看護師に腕を引かれそうになり、身をよじった少年をヒューゴはこの場にとどまらせる。
医者も看護師もどこか腑に落ちない顔をして、ついでをいえば、執事のセバスが「恐れながら」とヒューゴの行動を停止させた。


「旦那様。ケラリトプスは伝説上の生物ですので、恐らくはそこのものがいうように、この子どもの発言内容は、幻覚の線が濃厚でしょう」

「そうなのか?」

「はい、旦那様。仮に存在したとして、魔獣が人間に、なつかないのはこの世の常識。家畜化された魔獣も数えるほどしか確認されていません。彼は右目を負傷しているようですし、魔素汚染で精神までやられたのでしょう。奥様方がこのような状態で、旦那様まで危険な場所に行く必要はないかと」

「セバス。魔獣がなつかないかどうかは、この目で見てから判断したい」

「お父さま、魔獣がなつく、なんてことがあるんですの?」

「あるよ」

「………私も行きますわ」

「え、それはダメだよ。危ないからエリーたんはここに」

「お父さま。イヤですわ、私も行きます。それに、こんな、こんな、奴隷にお父さまを託すわけにはまいりませんわ」

「エリーたん」


父親の服をぎゅっと掴んだ小さな手に、ヒューゴが感動を堪えているのは一目瞭然。セバスはもちろん、レリアも状況を察して、同時に深い息を吐いた。

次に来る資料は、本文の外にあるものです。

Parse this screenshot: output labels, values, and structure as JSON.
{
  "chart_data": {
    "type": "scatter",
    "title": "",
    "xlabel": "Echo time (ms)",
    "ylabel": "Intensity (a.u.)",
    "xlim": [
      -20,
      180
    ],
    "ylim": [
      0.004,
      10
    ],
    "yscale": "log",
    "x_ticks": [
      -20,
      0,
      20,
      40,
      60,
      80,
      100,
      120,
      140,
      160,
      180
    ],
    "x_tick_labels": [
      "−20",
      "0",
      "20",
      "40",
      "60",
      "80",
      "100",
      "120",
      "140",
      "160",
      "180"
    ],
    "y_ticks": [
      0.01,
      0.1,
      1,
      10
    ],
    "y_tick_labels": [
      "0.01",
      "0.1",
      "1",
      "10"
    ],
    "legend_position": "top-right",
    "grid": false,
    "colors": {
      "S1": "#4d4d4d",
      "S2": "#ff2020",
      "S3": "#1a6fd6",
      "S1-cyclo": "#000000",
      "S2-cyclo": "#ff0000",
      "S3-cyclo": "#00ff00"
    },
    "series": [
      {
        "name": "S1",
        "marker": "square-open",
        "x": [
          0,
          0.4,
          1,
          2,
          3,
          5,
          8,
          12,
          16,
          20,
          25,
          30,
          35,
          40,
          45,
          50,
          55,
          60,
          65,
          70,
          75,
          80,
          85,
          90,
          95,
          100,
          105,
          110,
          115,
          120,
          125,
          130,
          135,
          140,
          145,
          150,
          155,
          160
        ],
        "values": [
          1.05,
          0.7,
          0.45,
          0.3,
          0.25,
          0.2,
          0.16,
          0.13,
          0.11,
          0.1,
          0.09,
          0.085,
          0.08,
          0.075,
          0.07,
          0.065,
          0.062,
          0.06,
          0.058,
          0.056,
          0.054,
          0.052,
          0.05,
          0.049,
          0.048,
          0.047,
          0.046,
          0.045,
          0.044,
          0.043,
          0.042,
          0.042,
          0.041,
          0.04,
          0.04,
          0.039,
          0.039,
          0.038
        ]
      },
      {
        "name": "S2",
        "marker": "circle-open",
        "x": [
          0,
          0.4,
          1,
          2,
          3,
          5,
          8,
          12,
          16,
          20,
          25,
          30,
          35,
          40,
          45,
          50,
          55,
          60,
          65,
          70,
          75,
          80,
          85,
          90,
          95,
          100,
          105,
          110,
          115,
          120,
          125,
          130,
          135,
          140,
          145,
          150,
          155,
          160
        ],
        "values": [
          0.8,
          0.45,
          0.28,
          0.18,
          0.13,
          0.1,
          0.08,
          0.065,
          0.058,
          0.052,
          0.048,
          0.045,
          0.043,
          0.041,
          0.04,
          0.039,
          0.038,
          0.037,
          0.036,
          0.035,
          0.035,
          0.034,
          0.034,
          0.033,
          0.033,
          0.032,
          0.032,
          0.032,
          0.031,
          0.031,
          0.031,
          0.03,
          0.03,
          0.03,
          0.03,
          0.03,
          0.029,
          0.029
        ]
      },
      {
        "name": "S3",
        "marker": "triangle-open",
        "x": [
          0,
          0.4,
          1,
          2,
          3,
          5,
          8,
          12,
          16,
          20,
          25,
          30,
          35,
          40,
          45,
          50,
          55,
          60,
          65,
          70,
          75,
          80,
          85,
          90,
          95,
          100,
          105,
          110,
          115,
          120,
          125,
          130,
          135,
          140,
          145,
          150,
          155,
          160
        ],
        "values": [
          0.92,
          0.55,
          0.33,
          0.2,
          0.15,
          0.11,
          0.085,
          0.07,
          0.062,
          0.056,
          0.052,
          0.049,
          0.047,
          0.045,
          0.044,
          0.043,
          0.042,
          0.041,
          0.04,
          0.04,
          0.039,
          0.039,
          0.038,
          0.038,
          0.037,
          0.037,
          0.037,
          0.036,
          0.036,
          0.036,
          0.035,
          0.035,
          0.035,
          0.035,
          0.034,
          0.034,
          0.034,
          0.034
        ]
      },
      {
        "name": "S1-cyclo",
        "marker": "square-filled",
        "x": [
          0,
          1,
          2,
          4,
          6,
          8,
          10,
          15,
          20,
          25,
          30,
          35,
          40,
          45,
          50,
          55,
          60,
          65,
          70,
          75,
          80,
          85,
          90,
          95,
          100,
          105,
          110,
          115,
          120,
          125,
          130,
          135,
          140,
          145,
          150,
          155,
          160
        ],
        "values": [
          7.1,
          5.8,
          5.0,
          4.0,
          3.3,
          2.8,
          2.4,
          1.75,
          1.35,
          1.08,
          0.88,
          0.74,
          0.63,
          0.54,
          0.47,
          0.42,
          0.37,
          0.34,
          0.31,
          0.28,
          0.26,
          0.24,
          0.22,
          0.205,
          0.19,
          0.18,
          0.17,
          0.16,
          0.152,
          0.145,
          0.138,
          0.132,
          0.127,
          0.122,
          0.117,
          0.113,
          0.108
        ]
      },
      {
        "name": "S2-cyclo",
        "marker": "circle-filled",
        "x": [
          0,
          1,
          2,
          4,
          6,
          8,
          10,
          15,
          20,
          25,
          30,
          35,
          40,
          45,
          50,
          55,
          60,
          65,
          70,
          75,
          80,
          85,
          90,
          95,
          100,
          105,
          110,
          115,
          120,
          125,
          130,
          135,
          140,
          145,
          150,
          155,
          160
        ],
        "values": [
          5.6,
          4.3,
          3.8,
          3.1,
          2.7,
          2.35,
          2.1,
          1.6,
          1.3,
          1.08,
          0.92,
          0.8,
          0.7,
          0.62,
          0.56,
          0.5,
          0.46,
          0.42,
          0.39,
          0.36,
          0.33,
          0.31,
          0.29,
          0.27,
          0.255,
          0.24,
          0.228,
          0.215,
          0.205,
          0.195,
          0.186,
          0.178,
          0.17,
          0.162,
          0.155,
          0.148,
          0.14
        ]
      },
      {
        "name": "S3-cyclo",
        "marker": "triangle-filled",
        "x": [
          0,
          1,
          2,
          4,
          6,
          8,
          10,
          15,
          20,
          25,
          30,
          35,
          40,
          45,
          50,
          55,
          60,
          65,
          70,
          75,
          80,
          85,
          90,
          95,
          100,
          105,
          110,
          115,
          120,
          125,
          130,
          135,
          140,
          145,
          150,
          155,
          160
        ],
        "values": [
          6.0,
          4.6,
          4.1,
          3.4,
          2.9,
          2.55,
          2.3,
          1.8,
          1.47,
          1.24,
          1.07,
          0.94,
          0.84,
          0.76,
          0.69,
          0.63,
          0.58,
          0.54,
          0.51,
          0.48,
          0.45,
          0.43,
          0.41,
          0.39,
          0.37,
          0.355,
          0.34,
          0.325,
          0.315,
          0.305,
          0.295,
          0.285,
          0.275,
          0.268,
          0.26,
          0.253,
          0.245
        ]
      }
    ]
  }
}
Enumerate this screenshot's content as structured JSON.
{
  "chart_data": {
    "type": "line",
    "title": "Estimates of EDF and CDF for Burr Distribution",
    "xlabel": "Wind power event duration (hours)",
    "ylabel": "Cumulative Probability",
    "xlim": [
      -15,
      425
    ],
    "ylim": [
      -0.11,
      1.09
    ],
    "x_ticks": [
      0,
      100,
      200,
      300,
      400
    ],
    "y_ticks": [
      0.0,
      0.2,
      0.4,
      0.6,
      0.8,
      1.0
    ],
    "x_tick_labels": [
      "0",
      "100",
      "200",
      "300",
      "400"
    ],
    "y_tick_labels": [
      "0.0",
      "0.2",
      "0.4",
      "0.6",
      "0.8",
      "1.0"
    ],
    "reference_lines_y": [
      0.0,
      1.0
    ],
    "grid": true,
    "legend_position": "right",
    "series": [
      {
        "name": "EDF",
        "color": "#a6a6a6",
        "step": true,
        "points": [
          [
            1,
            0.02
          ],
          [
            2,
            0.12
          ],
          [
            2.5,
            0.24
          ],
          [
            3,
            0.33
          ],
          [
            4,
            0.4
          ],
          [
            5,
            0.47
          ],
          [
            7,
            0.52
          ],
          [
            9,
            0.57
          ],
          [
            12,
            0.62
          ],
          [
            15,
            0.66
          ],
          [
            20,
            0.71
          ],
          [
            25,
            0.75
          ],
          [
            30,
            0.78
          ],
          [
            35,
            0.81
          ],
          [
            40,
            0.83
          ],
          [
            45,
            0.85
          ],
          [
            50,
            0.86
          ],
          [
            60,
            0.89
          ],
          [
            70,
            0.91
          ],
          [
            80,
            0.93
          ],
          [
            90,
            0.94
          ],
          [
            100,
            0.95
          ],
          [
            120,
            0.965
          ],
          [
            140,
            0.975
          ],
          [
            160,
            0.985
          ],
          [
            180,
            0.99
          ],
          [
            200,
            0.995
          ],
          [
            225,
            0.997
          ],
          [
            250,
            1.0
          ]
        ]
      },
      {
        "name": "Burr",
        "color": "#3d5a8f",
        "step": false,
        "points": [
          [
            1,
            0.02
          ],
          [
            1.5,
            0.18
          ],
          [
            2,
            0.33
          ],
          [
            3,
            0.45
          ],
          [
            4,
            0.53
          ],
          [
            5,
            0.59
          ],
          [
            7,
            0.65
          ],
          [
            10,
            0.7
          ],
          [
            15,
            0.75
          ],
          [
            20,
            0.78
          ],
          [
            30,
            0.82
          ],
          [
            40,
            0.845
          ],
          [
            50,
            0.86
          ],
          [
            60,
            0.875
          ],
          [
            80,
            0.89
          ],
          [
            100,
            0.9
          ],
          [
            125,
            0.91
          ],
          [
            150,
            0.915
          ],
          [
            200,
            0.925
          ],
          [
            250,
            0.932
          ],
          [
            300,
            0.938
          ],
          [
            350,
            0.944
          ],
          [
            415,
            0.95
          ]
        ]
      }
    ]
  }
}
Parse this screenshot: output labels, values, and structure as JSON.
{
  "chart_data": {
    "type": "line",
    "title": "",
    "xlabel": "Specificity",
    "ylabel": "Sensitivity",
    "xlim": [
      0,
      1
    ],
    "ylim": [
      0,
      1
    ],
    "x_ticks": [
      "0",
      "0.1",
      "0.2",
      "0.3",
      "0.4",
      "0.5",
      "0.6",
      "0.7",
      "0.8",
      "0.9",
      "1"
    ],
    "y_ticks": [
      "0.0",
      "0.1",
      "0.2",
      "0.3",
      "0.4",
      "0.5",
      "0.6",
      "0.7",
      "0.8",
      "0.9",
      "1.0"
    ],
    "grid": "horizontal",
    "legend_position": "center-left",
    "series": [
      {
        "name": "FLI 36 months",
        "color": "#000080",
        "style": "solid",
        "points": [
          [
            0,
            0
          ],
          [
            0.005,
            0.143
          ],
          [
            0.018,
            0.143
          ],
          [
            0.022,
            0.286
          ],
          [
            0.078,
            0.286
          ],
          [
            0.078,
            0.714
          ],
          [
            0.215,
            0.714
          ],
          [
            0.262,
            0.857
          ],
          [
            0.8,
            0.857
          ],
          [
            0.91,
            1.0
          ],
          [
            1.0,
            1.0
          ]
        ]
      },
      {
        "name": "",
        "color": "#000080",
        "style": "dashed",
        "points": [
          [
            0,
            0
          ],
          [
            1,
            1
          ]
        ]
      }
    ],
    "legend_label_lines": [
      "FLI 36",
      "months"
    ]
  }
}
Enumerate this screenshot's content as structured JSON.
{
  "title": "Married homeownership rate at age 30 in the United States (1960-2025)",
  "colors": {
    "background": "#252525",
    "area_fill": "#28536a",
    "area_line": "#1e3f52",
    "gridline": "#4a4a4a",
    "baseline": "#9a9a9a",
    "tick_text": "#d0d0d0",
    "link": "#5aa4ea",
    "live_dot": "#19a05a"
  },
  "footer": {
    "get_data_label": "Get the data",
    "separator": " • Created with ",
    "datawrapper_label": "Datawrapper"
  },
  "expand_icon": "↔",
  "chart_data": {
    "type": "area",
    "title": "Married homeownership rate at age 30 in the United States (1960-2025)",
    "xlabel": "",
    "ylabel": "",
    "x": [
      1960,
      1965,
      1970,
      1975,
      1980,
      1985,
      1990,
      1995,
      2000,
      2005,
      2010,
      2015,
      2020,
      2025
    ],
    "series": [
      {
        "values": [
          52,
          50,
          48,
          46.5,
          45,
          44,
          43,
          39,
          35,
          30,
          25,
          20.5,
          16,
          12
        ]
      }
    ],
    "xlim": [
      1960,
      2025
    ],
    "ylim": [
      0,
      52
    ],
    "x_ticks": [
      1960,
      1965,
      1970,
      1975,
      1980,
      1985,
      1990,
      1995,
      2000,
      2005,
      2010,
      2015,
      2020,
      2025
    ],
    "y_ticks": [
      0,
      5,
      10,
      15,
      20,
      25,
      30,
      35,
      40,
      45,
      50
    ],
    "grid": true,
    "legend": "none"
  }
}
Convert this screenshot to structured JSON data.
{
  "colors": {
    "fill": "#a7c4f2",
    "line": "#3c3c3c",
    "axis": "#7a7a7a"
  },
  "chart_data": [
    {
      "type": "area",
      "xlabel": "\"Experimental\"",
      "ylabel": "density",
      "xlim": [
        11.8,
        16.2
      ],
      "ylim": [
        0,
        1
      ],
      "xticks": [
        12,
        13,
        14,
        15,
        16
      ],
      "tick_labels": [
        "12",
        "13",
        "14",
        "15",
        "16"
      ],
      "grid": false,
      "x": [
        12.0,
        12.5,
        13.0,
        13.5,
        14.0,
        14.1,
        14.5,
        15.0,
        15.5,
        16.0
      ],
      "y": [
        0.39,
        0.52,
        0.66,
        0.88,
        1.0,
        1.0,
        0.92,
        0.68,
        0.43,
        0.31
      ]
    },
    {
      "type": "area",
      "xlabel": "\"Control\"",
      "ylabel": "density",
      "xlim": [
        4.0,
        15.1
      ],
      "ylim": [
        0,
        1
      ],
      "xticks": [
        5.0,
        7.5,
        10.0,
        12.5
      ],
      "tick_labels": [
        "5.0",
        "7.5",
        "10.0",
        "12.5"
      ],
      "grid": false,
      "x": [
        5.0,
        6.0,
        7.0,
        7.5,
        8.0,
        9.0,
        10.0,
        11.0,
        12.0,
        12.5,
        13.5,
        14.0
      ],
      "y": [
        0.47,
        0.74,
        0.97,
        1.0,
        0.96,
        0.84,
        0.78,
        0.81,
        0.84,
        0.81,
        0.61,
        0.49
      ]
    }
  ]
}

「エリーたん。めちゃくちゃ嬉しいけど、連れていけないよ。これは危険なカケなんだ」

「イヤですわ。それならお父さまも一緒に、ここに」

「エリーたん。どんなに危険でも可能性にかけるしかないときもある。パクの連鎖反応による爆発の線も怪しくなってきた。最悪な未来を止める手だてがない以上、何かしら探っておきたい。だから、ここで留守番していて」

「イヤですわ。お父さまと離れたくありません」


エリーのワガママは可決された。ヒューゴの手のひら返しは早く、ものの数秒で成り行きは変わった。今は感動したヒューゴの涙をセバスがぬぐい、ひとり淡々と、レリアが外出の支度を始めている。